#6 - Caregiver Holiday Survival Tip: Anticipate Holiday Hot Buttons
In addition to joy, any holiday can be fraught with tension, stress, sadness and grief. This year with the pandemic, all feelings are magnified. So my next tip is:
Anticipate holiday hot buttons
Are there holiday activities or toxic relatives that trigger stress or unhappy memories? Perhaps feelings of grief or loss overcome you at certain times of day or with certain holiday triggers. Are there disagreements about how to celebrate this year? Do unhelpful relatives arrive for the holidays and criticize your caregiving? Or maybe they arrive without checking with you first, and you are terrified they will put your loved ones' health and safety in jeopardy? Whether in person or on video chat, old family issues may flare up as we plan and carry out holiday activities.
It may be best to limit your exposure to — or even avoid — certain places, events, conversations or people. If you can't do that, prepare yourself.
Minimize the drama. Just don't engage if it feels like there is potential for a blow-up.
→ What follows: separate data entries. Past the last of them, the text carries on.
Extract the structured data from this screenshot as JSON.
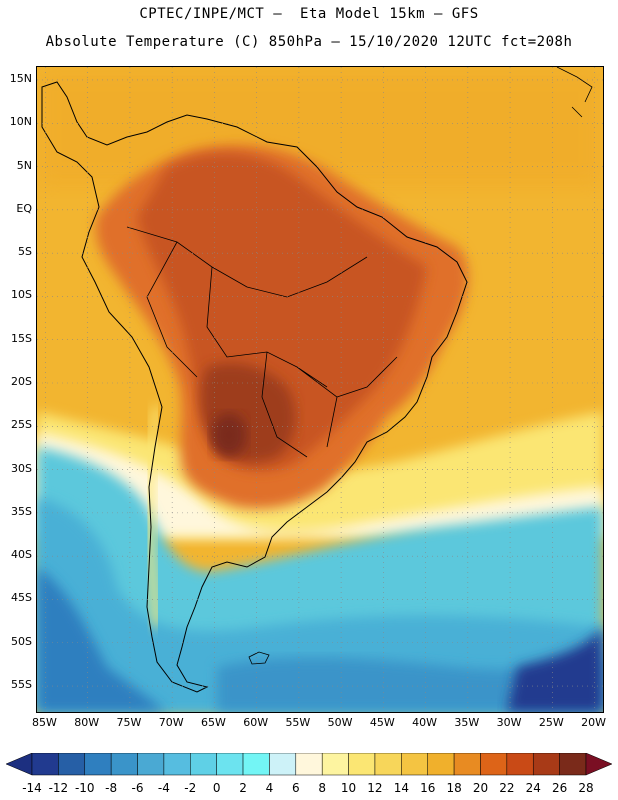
{
  "header": {
    "line1": "CPTEC/INPE/MCT –  Eta Model 15km – GFS",
    "line2": "Absolute Temperature (C) 850hPa – 15/10/2020 12UTC fct=208h"
  },
  "map": {
    "lon_range": [
      -86,
      -19
    ],
    "lat_range": [
      -58,
      16.5
    ],
    "lat_ticks": [
      {
        "value": 15,
        "label": "15N"
      },
      {
        "value": 10,
        "label": "10N"
      },
      {
        "value": 5,
        "label": "5N"
      },
      {
        "value": 0,
        "label": "EQ"
      },
      {
        "value": -5,
        "label": "5S"
      },
      {
        "value": -10,
        "label": "10S"
      },
      {
        "value": -15,
        "label": "15S"
      },
      {
        "value": -20,
        "label": "20S"
      },
      {
        "value": -25,
        "label": "25S"
      },
      {
        "value": -30,
        "label": "30S"
      },
      {
        "value": -35,
        "label": "35S"
      },
      {
        "value": -40,
        "label": "40S"
      },
      {
        "value": -45,
        "label": "45S"
      },
      {
        "value": -50,
        "label": "50S"
      },
      {
        "value": -55,
        "label": "55S"
      }
    ],
    "lon_ticks": [
      {
        "value": -85,
        "label": "85W"
      },
      {
        "value": -80,
        "label": "80W"
      },
      {
        "value": -75,
        "label": "75W"
      },
      {
        "value": -70,
        "label": "70W"
      },
      {
        "value": -65,
        "label": "65W"
      },
      {
        "value": -60,
        "label": "60W"
      },
      {
        "value": -55,
        "label": "55W"
      },
      {
        "value": -50,
        "label": "50W"
      },
      {
        "value": -45,
        "label": "45W"
      },
      {
        "value": -40,
        "label": "40W"
      },
      {
        "value": -35,
        "label": "35W"
      },
      {
        "value": -30,
        "label": "30W"
      },
      {
        "value": -25,
        "label": "25W"
      },
      {
        "value": -20,
        "label": "20W"
      }
    ],
    "colors": {
      "ocean_warm": "#f2b530",
      "land_warm": "#e0702a",
      "land_hot": "#b84a1c",
      "land_core": "#8e3419",
      "cool_band": "#fbeb82",
      "cold_ocean": "#5cc8dc",
      "deep_cold": "#2f7fbf"
    }
  },
  "colorbar": {
    "labels": [
      "-14",
      "-12",
      "-10",
      "-8",
      "-6",
      "-4",
      "-2",
      "0",
      "2",
      "4",
      "6",
      "8",
      "10",
      "12",
      "14",
      "16",
      "18",
      "20",
      "22",
      "24",
      "26",
      "28"
    ],
    "low_arrow": "#1c2f80",
    "high_arrow": "#7a0f23",
    "colors": [
      "#213a8f",
      "#265fa6",
      "#2f7fbf",
      "#3a94c9",
      "#4aa9d3",
      "#56bde0",
      "#5fd0e6",
      "#6ce3ef",
      "#73f5f5",
      "#cdf2f8",
      "#fff7dc",
      "#fdf4a0",
      "#fbe673",
      "#f7d65a",
      "#f4c442",
      "#f0b02c",
      "#e88b22",
      "#dd6418",
      "#c94a16",
      "#a83a17",
      "#7a2a1a"
    ]
  }
}
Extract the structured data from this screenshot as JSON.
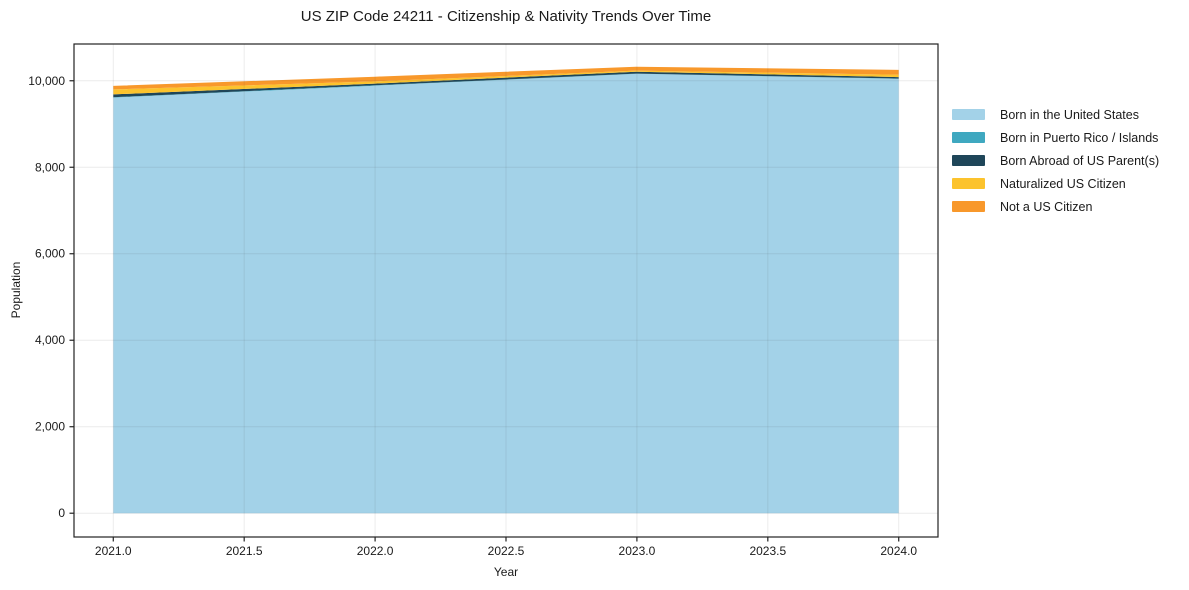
{
  "text_color": "#1a1a1a",
  "background_color": "#ffffff",
  "chart_data": {
    "type": "area",
    "stacked": true,
    "title": "US ZIP Code 24211 - Citizenship & Nativity Trends Over Time",
    "xlabel": "Year",
    "ylabel": "Population",
    "x": [
      2021,
      2022,
      2023,
      2024
    ],
    "series": [
      {
        "id": "born-us",
        "name": "Born in the United States",
        "color": "#A3D2E8",
        "values": [
          9610,
          9885,
          10160,
          10045
        ]
      },
      {
        "id": "puerto-rico-islands",
        "name": "Born in Puerto Rico / Islands",
        "color": "#3FA8C0",
        "values": [
          10,
          10,
          5,
          5
        ]
      },
      {
        "id": "born-abroad",
        "name": "Born Abroad of US Parent(s)",
        "color": "#1F4659",
        "values": [
          65,
          40,
          45,
          35
        ]
      },
      {
        "id": "naturalized",
        "name": "Naturalized US Citizen",
        "color": "#FCC32D",
        "values": [
          115,
          50,
          25,
          55
        ]
      },
      {
        "id": "not-citizen",
        "name": "Not a US Citizen",
        "color": "#F8982B",
        "values": [
          80,
          110,
          90,
          110
        ]
      }
    ],
    "totals": [
      9880,
      10095,
      10325,
      10250
    ],
    "x_ticks": [
      2021.0,
      2021.5,
      2022.0,
      2022.5,
      2023.0,
      2023.5,
      2024.0
    ],
    "x_tick_labels": [
      "2021.0",
      "2021.5",
      "2022.0",
      "2022.5",
      "2023.0",
      "2023.5",
      "2024.0"
    ],
    "y_ticks": [
      0,
      2000,
      4000,
      6000,
      8000,
      10000
    ],
    "y_tick_labels": [
      "0",
      "2,000",
      "4,000",
      "6,000",
      "8,000",
      "10,000"
    ],
    "xlim": [
      2020.85,
      2024.15
    ],
    "ylim": [
      -550,
      10850
    ],
    "grid": true,
    "legend_position": "right"
  }
}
Don't try to resolve problems over the holidays. You can always plan to address problems after the holidays are over, but for now, just try to focus on joy and meaning.
Try short encounters and develop quick exit strategies.
Mentally put yourself in a protective bubble, letting negative energy bounce off without hurting, annoying or distressing you.
Try to find neutral ways to interact with family this year - short video chats, or focus on baking together while video chatting, watch holiday movies together online or with your phones on mute while you watch the same movie, find a new way to manage present-opening. If your holiday family gatherings always lead to tears or fights, perhaps shorter gatherings via video will be less contentious!
Plan for something that nurtures your soul after an activity that may be stressful or sad for you. It always feels good to know you have something relaxing or fun coming ahead!
If you are worried about being alone over the holidays this year, reach out to volunteer organizations and find out if there is someone who is isolated with whom you can connect this holiday season - you'll help them and yourself at the same time.
Remember that everyone's tensions are higher this year. People are on edge about the pandemic and the election and finances and so much more. Try to look at the holidays as a break from all of that. Avoid the 'hot button' conversations and activities and enjoy the fulfilling ones!